How Zimbabwe’s youth are falling prey to drug dealers: A UNICEF report


Zimbabwe is facing a serious crisis of drug and alcohol abuse among its adolescents and young people, according to a recent UNICEF research brief.

Drug abuse and substance abuse crisis in Zimbabwe UNICEF report says young people
Crisis ... UNICEF reports that Zimbabwe's adolescents among drug abuse victims

The report, titled “Understanding drug use and substance abuse by Zimbabwean adolescents and young people,” reveals that local drug dealers, known as ‘maJazzman,’ are exploiting the vulnerability of this age group and selling them drugs without any regard for their age or health.

The report, which was compiled by Muthengo Development Studies (MDS), Zimbabwe Civil Liberties and Drug Network (ZCLDN), and Youth Advocates Zimbabwe (YAZ), exposes the alarming locations where drug consumption takes place.

Nearly half of the drug users, 46%, reported using drugs at the dealers’ homes or places of operation, where they are exposed to various risks and dangers.

Another 32% said they used drugs at a friend’s house, while 9% admitted that drug dealers are well-known in their communities and sell drugs openly to anyone who approaches them.

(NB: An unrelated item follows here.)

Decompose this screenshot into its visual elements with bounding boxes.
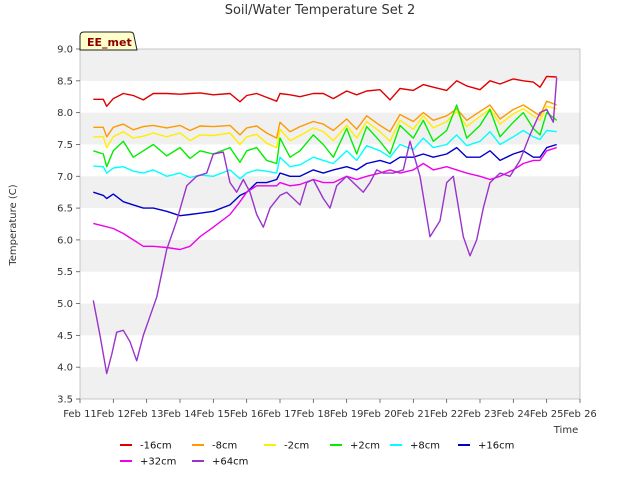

The UNICEF research brief identifies several factors that drive drug and alcohol use among Zimbabwean adolescents and young people.

These include the death of parents, poverty, idleness, absent parents, broken homes, inadequate parenting practices, social influence, stress, deviant behavior traits, and experimentation.

The report also highlights the devastating consequences of substance abuse on individuals, families, and society.

These include gang violence, intimate partner violence, gender-based violence, suicide attempts, school dropouts, and expulsion.

According to the report, the cost of the most commonly abused substances and alcohol is around US$2, making them affordable and accessible to many.

Urban areas show higher rates of substance abuse than rural areas due to the lack of community childcare systems and parental care in rural settings.

The report also notes that transit corridors, such as Chipinge, are hotspots for substance abuse due to the availability of various substances.

The research findings reveal the prevalence of specific substances among abusers.

The report shows that skunk, cannabis, illegal alcohol, cough medicines, and liquors approved by the Liquor Traders Association of Zimbabwe (LTAZ) are used by over 50% of substance abusers.

The report also indicates that skunk and cannabis are the most frequently used substances, with 76.5% and 75.1% of users reporting daily consumption within the 30 days preceding the study.

Illegal alcohol and cough medicines followed with 57.3% and 56.0% respectively.

The UNICEF report also sheds light on the age of initiation into substance abuse among Zimbabwean adolescents and young people.

The report shows that substance abuse often begins during adolescence, with the youngest participant in the ZCLDN study being 14 years old and the median age of first drug use being 18 years old. Similarly, the YAZ study found that the youngest substance abuser was 15 years old.

The MDS study further revealed a shocking case of a 10-year-old user, emphasizing the vulnerability of the 10-18 age group.

The UNICEF report underscores the urgent need for comprehensive interventions to address the issue of substance abuse among Zimbabwean adolescents and young people.

The report calls for a multi-sectoral approach that involves government, civil society, community leaders, parents, teachers, health workers, law enforcement agencies, media, and religious organizations.

The report also recommends strengthening prevention strategies, providing treatment and rehabilitation services, enhancing social protection systems, enforcing legal frameworks, and conducting further research on the topic.

Zimbabwe is grappling with a crisis of substance abuse at an unprecedented level. Earlier this year, ZimFactCheck highlighted the scale at which the drug abuse crisis has gripped the country, writing: 

"[D]rug rehabilitation centres are full, and unable to cope with rising demand to accommodate new patients. The centres are estimated to be holding or treating about 5 000 people at any time, with tens of thousands others either not coming forward for, or getting any assistance.

Zimbabwe only has a dozen plus “big” institutions providing drug and substance abuse rehabilitation services, largely a reflection of how recent the crisis is for the country."

As regards the source of the drugs, the bulk of the supplies are coming through the country's porous borders. ZimFactCheck reported:

"The drugs are being smuggled into the country from abroad but mostly through Zimbabwe’s land borders with Mozambique and South Africa, which are also facing drug trafficking problems.

Authorities say some small amounts of illicit drugs, concoctions and alcohol are also manufactured in townships in Zimbabwe’s major towns like Harare, Bulawayo, Gweru and Mutare."

The substance abuse crisis in Zimbabwe, according to the latest UNICEF research report, shows that there is an urgent need for concerted efforts to mitigate this malaise—and this demands approaches that are informed with ample nuance and context; approaches that are humane for the users without condemning them to the abyss of shame and crass judgment.